Contratto Integrativo Regionale Idraulico Forestale in Sicilia: Cosa è e Cosa Prevede
Il settore forestale in Sicilia è al centro di importanti cambiamenti, con l'obiettivo di rafforzare la tutela del patrimonio forestale regionale. La bozza di riforma del comparto forestale, attesa da tempo, rappresenta un accordo tra il governo regionale e i sindacati, mirato a risolvere criticità stagionali come incendi e siccità.
La Riforma del Settore Forestale
Da anni si richiede una riforma del settore forestale. Dopo una lunga trattativa con l’assessorato regionale all’Agricoltura, è stata raggiunta un’intesa di massima sul testo. Si attendeva l'approvazione da parte della giunta di governo, dopo aver ricevuto la copertura finanziaria e il parere dell’ufficio legislativo. La riforma interviene su aspetti cruciali per la gestione e la protezione dei boschi e delle aree assimilate, sia pubbliche che private.
Punti Chiave della Riforma
- Stabilità per i lavoratori: Aumento delle giornate lavorative a 27 giorni.
- Nuove assunzioni: Nei primi tre anni della nuova legge, possibilità di nuove assunzioni per il 25% rispetto ai lavoratori che vanno in pensione.
- Turn over: Copertura dei posti che si liberano per pensionamento, garantendo un ricambio generazionale.
- Stabilizzazione: Aumento delle giornate lavorative per arrivare a due fasce di personale: 157 giorni e tempo indeterminato.
- Ruolo dei Comuni: Intensificazione del ruolo e delle competenze dei Comuni nella protezione civile per il rischio di incendi.
Agenzia Regionale per le Attività Forestali (Araf)
La Regione si avvale dell’Agenzia regionale per le attività forestali per conseguire una maggiore efficienza delle politiche forestali e ai fini della protezione, anche economica e sociale, del patrimonio naturale. L’Araf opera quale ente tecnico-operativo con propri organi preposto all’attuazione degli interventi in campo forestale attraverso attività e servizi “a connotazione non economica” finalizzati al sostegno dell’azione regionale nel settore. Il personale tecnico-amministrativo è costituito dai dipendenti di ruolo della Regione, già addetti all’organizzazione e all’amministrazione delle attività forestali e irrigue, utilizzando l’istituto del distacco.

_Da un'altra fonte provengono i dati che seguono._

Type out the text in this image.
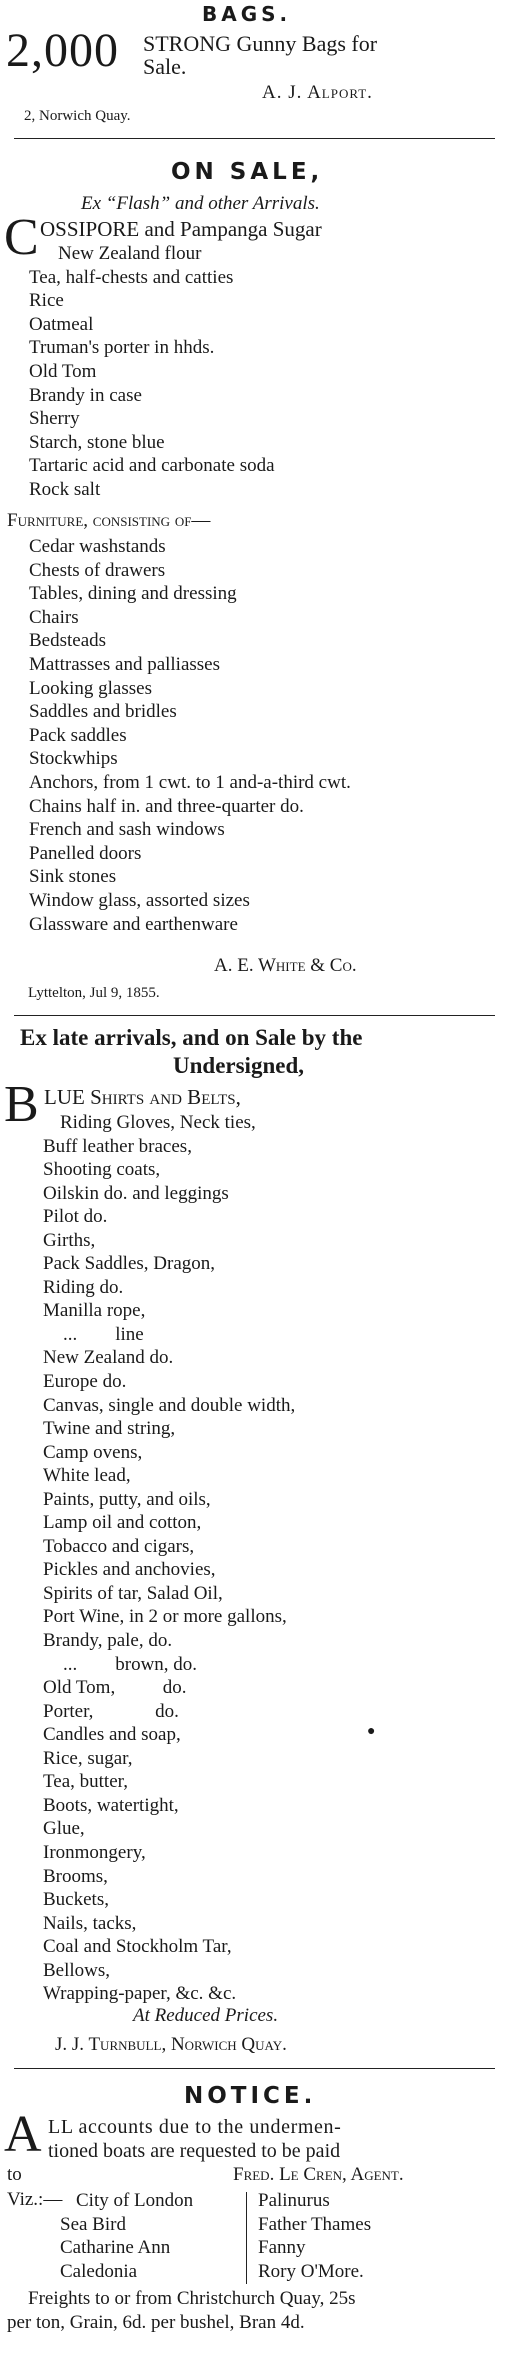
BAGS.
2,000 STRONG Gunny Bags for
Sale.
A. J. Alport.
2, Norwich Quay.
ON SALE,
Ex “Flash” and other Arrivals.
C OSSIPORE and Pampanga Sugar
New Zealand flour
Tea, half-chests and catties
Rice
Oatmeal
Truman's porter in hhds.
Old Tom
Brandy in case
Sherry
Starch, stone blue
Tartaric acid and carbonate soda
Rock salt
Furniture, consisting of—
Cedar washstands
Chests of drawers
Tables, dining and dressing
Chairs
Bedsteads
Mattrasses and palliasses
Looking glasses
Saddles and bridles
Pack saddles
Stockwhips
Anchors, from 1 cwt. to 1 and-a-third cwt.
Chains half in. and three-quarter do.
French and sash windows
Panelled doors
Sink stones
Window glass, assorted sizes
Glassware and earthenware
A. E. White & Co.
Lyttelton, Jul 9, 1855.
Ex late arrivals, and on Sale by the
Undersigned,
B LUE Shirts and Belts,
Riding Gloves, Neck ties,
Buff leather braces,
Shooting coats,
Oilskin do. and leggings
Pilot do.
Girths,
Pack Saddles, Dragon,
Riding do.
Manilla rope,
...        line
New Zealand do.
Europe do.
Canvas, single and double width,
Twine and string,
Camp ovens,
White lead,
Paints, putty, and oils,
Lamp oil and cotton,
Tobacco and cigars,
Pickles and anchovies,
Spirits of tar, Salad Oil,
Port Wine, in 2 or more gallons,
Brandy, pale, do.
...        brown, do.
Old Tom,          do.
Porter,             do.
Candles and soap,
Rice, sugar,
Tea, butter,
Boots, watertight,
Glue,
Ironmongery,
Brooms,
Buckets,
Nails, tacks,
Coal and Stockholm Tar,
Bellows,
Wrapping-paper, &c. &c.
●
At Reduced Prices.
J. J. Turnbull, Norwich Quay.
NOTICE.
A LL accounts due to the undermen-
tioned boats are requested to be paid
to	Fred. Le Cren, Agent.
Viz.:— City of London
Sea Bird
Catharine Ann
Caledonia
Palinurus
Father Thames
Fanny
Rory O'More.
Freights to or from Christchurch Quay, 25s
per ton, Grain, 6d. per bushel, Bran 4d.
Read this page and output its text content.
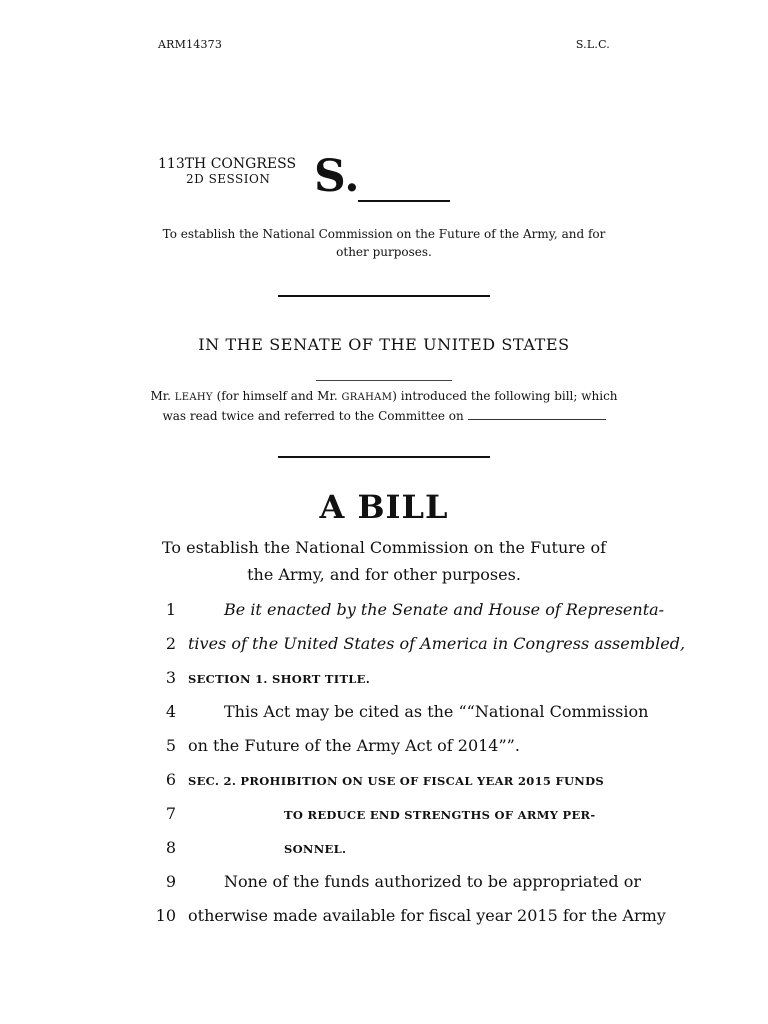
ARM14373	S.L.C.
113TH CONGRESS
2D SESSION S.
To establish the National Commission on the Future of the Army, and for other purposes.
IN THE SENATE OF THE UNITED STATES
Mr. LEAHY (for himself and Mr. GRAHAM) introduced the following bill; which was read twice and referred to the Committee on
A BILL
To establish the National Commission on the Future of
the Army, and for other purposes.
1	Be it enacted by the Senate and House of Representa-
2 tives of the United States of America in Congress assembled,
3 SECTION 1. SHORT TITLE.
4	This Act may be cited as the ““National Commission
5 on the Future of the Army Act of 2014””.
6 SEC. 2. PROHIBITION ON USE OF FISCAL YEAR 2015 FUNDS
7	TO REDUCE END STRENGTHS OF ARMY PER-
8	SONNEL.
9	None of the funds authorized to be appropriated or
10 otherwise made available for fiscal year 2015 for the Army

Personale e Organizzazione
L'Araf prevede l'utilizzo di un contingente di operai a tempo indeterminato e un contingente di operai forestali a tempo determinato addetti allo svolgimento di attività di carattere stagionale. Per ottimizzare l’organizzazione dei servizi, il territorio regionale è ripartito in specifici compartimenti forestali che costituiscono l’articolazione di riferimento per la programmazione e pianificazione degli interventi e l’utilizzo razionale delle dotazioni organiche e strumentali.
Aspetti Contrattuali e Retributivi
Il contratto integrativo regionale disciplina diversi aspetti relativi alle condizioni di lavoro e alla retribuzione dei lavoratori forestali.
Maggiorazioni e Indennità
È previsto un trattamento economico specifico per il lavoro in alta montagna: 8% per lavori che si svolgono da 1000 a 1500 metri s.l.m. e 10% per lavori oltre i 1500 metri s.l.m. Inoltre, è prevista una maggiorazione del 20% per tutte le ore di lavoro ordinario svolte, come previsto dagli articoli 50 e 57 del C.C.N.L. regionale.
Permessi Sindacali
Le OO.SS. hanno diritto a permessi per attività sindacali in misura non superiore a 8 giorni all’anno. Il monte ore complessivo per i permessi sindacali è quantificato e convenuto pari a 3000 ore per O.S.
Disposizioni Varie
- I luoghi di lavoro devono essere conformi alle disposizioni dell'art.30 del D.L.vo.
- È previsto un rimborso per le spese di trasporto quando la distanza dal centro di raccolta supera i due chilometri.
Transizione e Garanzie Occupazionali
Nelle more dell’assorbimento a tempo indeterminato per i soggetti che appartengono alla fascia di garanzia occupazionale di 151 giornate lavorative alla data di entrata in vigore della legge, la garanzia occupazionale annuale è rideterminata in 160 giornate lavorative per l’anno successivo a quello di entrata in vigore della riforma. In 178 giornate lavorative per il secondo e terzo anno successivi.